By Jay Water Advisory
Ask most Nigerians where their water comes from and the answer is rarely “the tap.” It is the borehole or hand-dug well in the compound or down the street, or the sachet water from a vendor whose supply comes from a borehole two streets away. In Nigeria, groundwater is not a backup plan; it is the primary plan.
Only 14% of Nigeria’s population receives regular water supply through piped sources. The rest depends on a patchwork of groundwater sources shaped by income, geography, and infrastructure availability.
How Nigeria Actually Gets Its Water
Water access in Nigeria falls into three broadly distinct tiers.
At the top, a minority of communities, estates, universities, and large organisations operate centralised treated water systems. Even within this tier, some still supplement with privately drilled boreholes due to inadequacies or system failures, and not all in this category treat their wastewater before discharge.
The majority of urban, peri-urban, and many rural Nigerians rely on self-supplied groundwater. It could be a privately commissioned borehole or hand-dug well, either their own or a neighbour’s. This dependence is particularly pronounced in urban and peri-urban communities where municipal water supply systems are often inadequate or entirely absent. In 2018, 60% of Nigeria’s population depended on groundwater as their primary drinking water source — 73% in rural areas and 45% in urban areas.
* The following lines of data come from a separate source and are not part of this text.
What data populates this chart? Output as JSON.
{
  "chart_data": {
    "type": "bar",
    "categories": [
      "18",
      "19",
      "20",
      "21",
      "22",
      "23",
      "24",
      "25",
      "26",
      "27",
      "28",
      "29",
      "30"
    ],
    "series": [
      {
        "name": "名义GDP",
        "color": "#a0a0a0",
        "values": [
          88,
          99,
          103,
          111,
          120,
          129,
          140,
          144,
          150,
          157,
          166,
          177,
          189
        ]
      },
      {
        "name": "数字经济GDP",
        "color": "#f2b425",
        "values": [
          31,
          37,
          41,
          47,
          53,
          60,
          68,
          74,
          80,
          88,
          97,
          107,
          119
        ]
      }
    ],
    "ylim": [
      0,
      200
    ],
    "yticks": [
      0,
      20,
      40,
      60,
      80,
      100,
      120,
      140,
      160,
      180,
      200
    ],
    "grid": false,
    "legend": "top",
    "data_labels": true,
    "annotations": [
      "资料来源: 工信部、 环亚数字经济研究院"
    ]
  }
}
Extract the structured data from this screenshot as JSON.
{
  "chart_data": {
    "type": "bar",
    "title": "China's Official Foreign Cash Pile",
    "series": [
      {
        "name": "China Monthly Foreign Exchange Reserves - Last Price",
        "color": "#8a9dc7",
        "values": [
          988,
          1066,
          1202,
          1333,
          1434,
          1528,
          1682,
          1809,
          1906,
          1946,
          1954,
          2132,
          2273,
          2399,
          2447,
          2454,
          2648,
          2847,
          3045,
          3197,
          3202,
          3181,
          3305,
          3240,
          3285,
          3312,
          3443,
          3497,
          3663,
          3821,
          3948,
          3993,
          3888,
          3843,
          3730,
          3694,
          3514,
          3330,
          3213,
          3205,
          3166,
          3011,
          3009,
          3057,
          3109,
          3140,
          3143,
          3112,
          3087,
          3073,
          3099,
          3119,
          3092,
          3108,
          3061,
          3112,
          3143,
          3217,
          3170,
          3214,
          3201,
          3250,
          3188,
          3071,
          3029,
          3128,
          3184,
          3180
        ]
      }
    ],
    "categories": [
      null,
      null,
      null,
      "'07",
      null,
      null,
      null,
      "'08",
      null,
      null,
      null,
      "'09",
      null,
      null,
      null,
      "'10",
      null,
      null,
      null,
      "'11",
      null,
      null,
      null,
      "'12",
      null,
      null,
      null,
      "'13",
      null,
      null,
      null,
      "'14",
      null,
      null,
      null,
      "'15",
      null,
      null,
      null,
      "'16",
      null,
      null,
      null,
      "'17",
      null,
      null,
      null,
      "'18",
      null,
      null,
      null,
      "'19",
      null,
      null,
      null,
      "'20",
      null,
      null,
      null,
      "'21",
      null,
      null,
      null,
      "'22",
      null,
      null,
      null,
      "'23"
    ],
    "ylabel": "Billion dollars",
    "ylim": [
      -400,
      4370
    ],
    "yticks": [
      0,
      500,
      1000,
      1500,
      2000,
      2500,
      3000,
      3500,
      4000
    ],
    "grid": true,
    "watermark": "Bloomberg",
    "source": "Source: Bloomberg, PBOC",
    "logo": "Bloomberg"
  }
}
At the most vulnerable end, many rural communities depend directly on rivers, streams, and seasonal surface water. This is the most contaminated source of all, carrying the heaviest burden of waterborne disease. Government and NGO programmes are working to improve borehole access in these areas, but surface water dependence remains a daily reality for millions.
What Is Actually in the Water
Groundwater from deep, well-constructed boreholes in stable geology is generally of good natural quality. The problem is the conditions under which most Nigerian boreholes operate — shallow depths, unregulated siting, no treatment, and proximity to latrines and dumpsites — which create contamination long before water reaches any household.
Microbial contamination is the most widespread threat. Studies from of borehole water in Owerri Municipal found total coliform counts in all borehole samples exceeding WHO’s zero-tolerance standard. In Ibadan, 75.6% of household wells were sited less than 25 metres from soakaway pits, which is below the WHO-recommended 30-metre minimum separation. This is not an anomaly; it is the physical reality of compound living across Nigerian cities.
Heavy metals in water equally pose serious long-term risks such as kidney failure, cancer or death in severe cases. Non-permissible levels of lead, nickel, and cadmium were found in borehole and well water in Iwaya, Makoko, and Ilaje in Lagos. Unlike bacteria, heavy metals cannot be boiled away; they accumulate silently in the body over the years, with health consequences appearing long after the source has been forgotten.
Not All Boreholes Are Equal
A properly constructed, deep mechanised borehole with an intact casing, a sealed wellhead, and correct siting offers meaningful protection. A shallow hand-dug well with a damaged casing next to a soakaway pit offers very little — regardless of how clear the water looks.
What You Can Do
Know your source. Find out how deep your borehole is, whether the casing is intact, and how far it sits from your soakaway pit. Shallow, poorly sealed boreholes near soakaway pits are the highest-risk scenario.
Treat before you drink. Even clear, odourless borehole water can carry microbial contamination. Boil water used for drinking and cooking. For chemical contamination concerns, activated carbon filtration with reverse osmosis offers more comprehensive protection.
Test periodically. A basic microbial and physicochemical test at the start of each rainy season — when contamination risk peaks — gives you actual data rather than assumptions. A water test strip can be handy to determine certain physicochemical properties of the water, but it has to be taken to the lab to determine the microbial properties of the water.
Maintain separation distances. When drilling, insist on at least 30 metres between any new borehole and sanitation or waste facilities.
Nigeria is not short of groundwater. But availability and safety are two entirely different questions. Although groundwater is available at all locations in Nigeria, aquifers are becoming empty due to increased extraction, especially in urban areas. The quantity problem is real. The quality problem, which is largely invisible and poorly monitored, also deserves equal urgency.
The borehole in your compound may be the most reliable water source you have access to. That is precisely why knowing whether it is actually safe is not an academic question. It is a daily one.